The Brexit transition period ends on December 31, and the Government has frequently ruled out extending the deadline further. The UK has said it is “keen and committed” to reach a trade deal and Angela Merkel has insisted that a deal is “in everyone’s interests” but warned that the 27 EU members countries “don’t need a deal at any price.” This week, a senior UK government source claimed that the prospect of a breakthrough in post-Brexit trade negotiations is “receding” yet is “still possible in the next few days.” In a crucial week for Brexit negotiations, Redfield & Wilton Strategies’ latest GB wide polling examined attitudes to Brexit.
With “deal or no deal” outcomes both possible in the next few days, a majority (50%) of the British public disagrees that Brexit is done and is behind us, while less than a fifth agree (21%). Almost a quarter (24%) neither agree nor disagree that Brexit is done, reflecting the complex current status of the UK––which has essentially the same relationship with the EU as a member state until the end of the transition period despite technically leaving the bloc on January 31. Interestingly, despite Brexit trade negotiations remaining in the balance, the proportion of the public who disagree that Brexit is done and is behind us has decreased by 8 points since 15 September, when it stood at 58%.
Interestingly, younger adults aged between 18-44 years old are much more likely (27-31%) to say that Brexit is done and behind us than respondents aged 45 or older (13% to 20%). Therefore, age groups who were more likely to vote Leave in the 2016 Brexit referendum are less likely to consider that Brexit is done and behind us. Meanwhile, Conservative voters (26%) were marginally more likely than Labour voters (22%) to consider Brexit done and behind us. A majority (51%) of Labour voters disagree that Brexit is done and is behind us.
Furthermore, almost half (49%) of all respondents agree that Brexit has been done in name only. Only a quarter (25%) disagree with this statement. Curiously, agreement that Brexit has been done in name only is much lower than it was in mid-September, when over two thirds (67%) held this view.
Currently, a strong plurality or majority (47% to 53%) of all age groups believe Brexit has only been completed in name, while a fifth or less (10% to 20%) disagree.

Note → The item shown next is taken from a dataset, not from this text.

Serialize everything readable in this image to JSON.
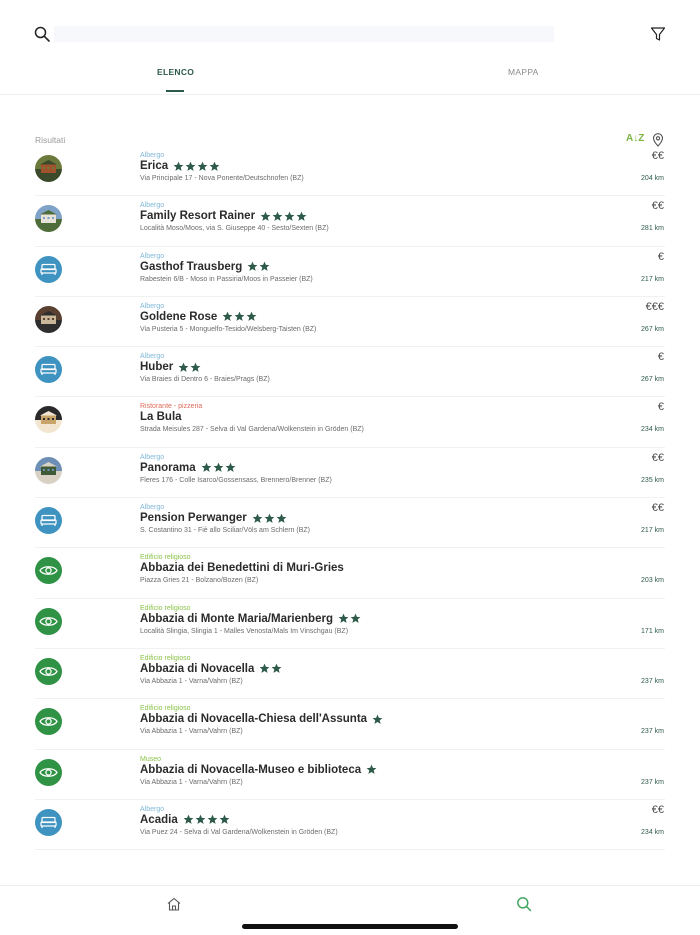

Those who supported the Labour Party and the Liberal Democrats at the last General Election are especially likely (55%) to agree that Brexit has been done in name only, yet a clear plurality (46%) of 2019 Conservative voters also hold this view. Less than a fifth (12% to 18%) of the voters of the major two parties disagree that Brexit has been done in name only.
Moreover, only around a third (34%) agree that the current status of Brexit reflects the desire of those who voted to leave during the 2016 Referendum. 30% neither agree nor disagree that the current status of Brexit reflects the desires of Leave voters, and 25% disagree that it does.
Younger respondents aged 18-24 years old (46%) and 25-34-years old (45%) are much more likely than older adults aged 55 or above (21% to 25%) to consider that the current status of Brexit reflects the desire of Leave voters. However, a clear plurality (36% to 40%) of 2019 Conservative and Labour voters agree.
A strong plurality (47%) do not expect to notice a sizable difference in their life when the Brexit transition period expires at the end of the year. Only around a quarter (26%) expect to experience a noticeable difference, and 27% don’t know.
Responses to this question are broadly similar across age groups, although adults aged between 25-34 (32%) and 35-44 (29%) are most likely to expect a notable difference from January 2021. A sharp partisan dimension is evident: Labour voters (35%) are twice as likely than Conservative voters (17%) to expect a notable difference in their life when the transition period is concluded. The overwhelming majority (62%) of Conservative voters do not expect any extensive change in their life from January, compared to a minority (39%) of Labour supporters. Intriguingly, respondents who voted for the major pro-Brexit party in the last General Election do not consider that the UK leaving the EU will have much effect in their life.
Levels of optimism and pessimism about Britain’s post-Brexit future also vary significantly depending on political allegiance. Two thirds (65%) of Conservative voters are optimistic about Britain’s future outside of the European Union, in contrast to just 22% of Labour voters.
Across the overall sample. 38% are optimistic about Britain’s future outside of the bloc, whereas 33% are pessimistic, a finding which ultimately underscores that the country remains strongly divided on whether Brexit will benefit or damage the country.